0 Üyeler ve 1 Ziyaretçi konuyu incelemekte.

müteallim

ZİNA VE ZINANIN HÜKMÜ



Zina etmek, bir kadınla nikâhsız veya haksız olarak cinsel temasta bulunmak. Arapça "zenâ" fiilinden mastar. Zinanın sözlük ve terim anlamı birdir. Bu da; bir erkeğin kadınla bir akde veya haklı bir sebebe dayanmaksızın önden cinsel temasta bulunmasıdır. Zina eden erkeğe "zânî" kadına ise "zâniye" denir.

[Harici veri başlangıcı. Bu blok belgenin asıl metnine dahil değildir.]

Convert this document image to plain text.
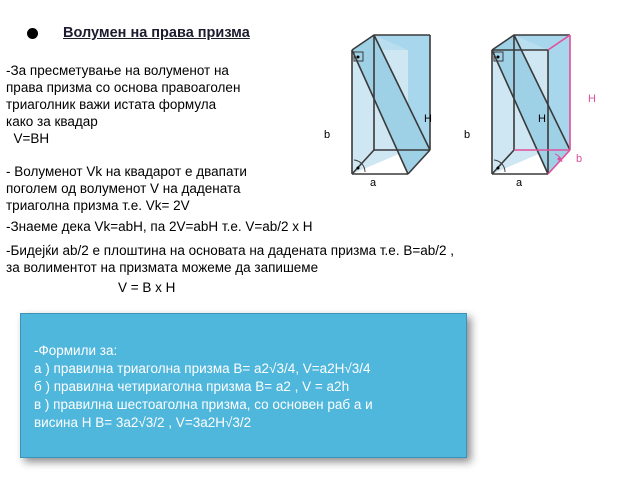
Волумен на права призма
-За пресметување на волуменот на
права призма со основа правоаголен
триаголник важи истата формула
како за квадар
V=BH
- Волуменот Vk на квадарот е двапати
поголем од волуменот V на дадената
триаголна призма т.е. Vk= 2V
-Знаеме дека Vk=abH, па 2V=abH т.е. V=ab/2 x H
-Бидејќи ab/2 е плоштина на основата на дадената призма т.е. B=ab/2 ,
за волиментот на призмата можеме да запишеме
V = B x H
b
H
a
b
H
a
H
b
-Формили за:
а ) правилна триаголна призма B= a2√3/4, V=a2H√3/4
б ) правилна четириаголна призма B= a2 , V = a2h
в ) правилна шестоаголна призма, со основен раб a и
висина H B= 3a2√3/2 , V=3a2H√3/2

Hanefîler, bir fıkıh terimi olarak zinayı şöyle tarif etmişlerdir: İslâmî hükümlerle yükümlü bulunan bir erkeğin, kendisine cinsel istek duyulacak yaştaki diri bir kadına, İslâm ülkesinde nikâh akdine veya cariyelik gibi haklı bir nedene dayanmaksızın önden cinsel temasda bulunmasıdır.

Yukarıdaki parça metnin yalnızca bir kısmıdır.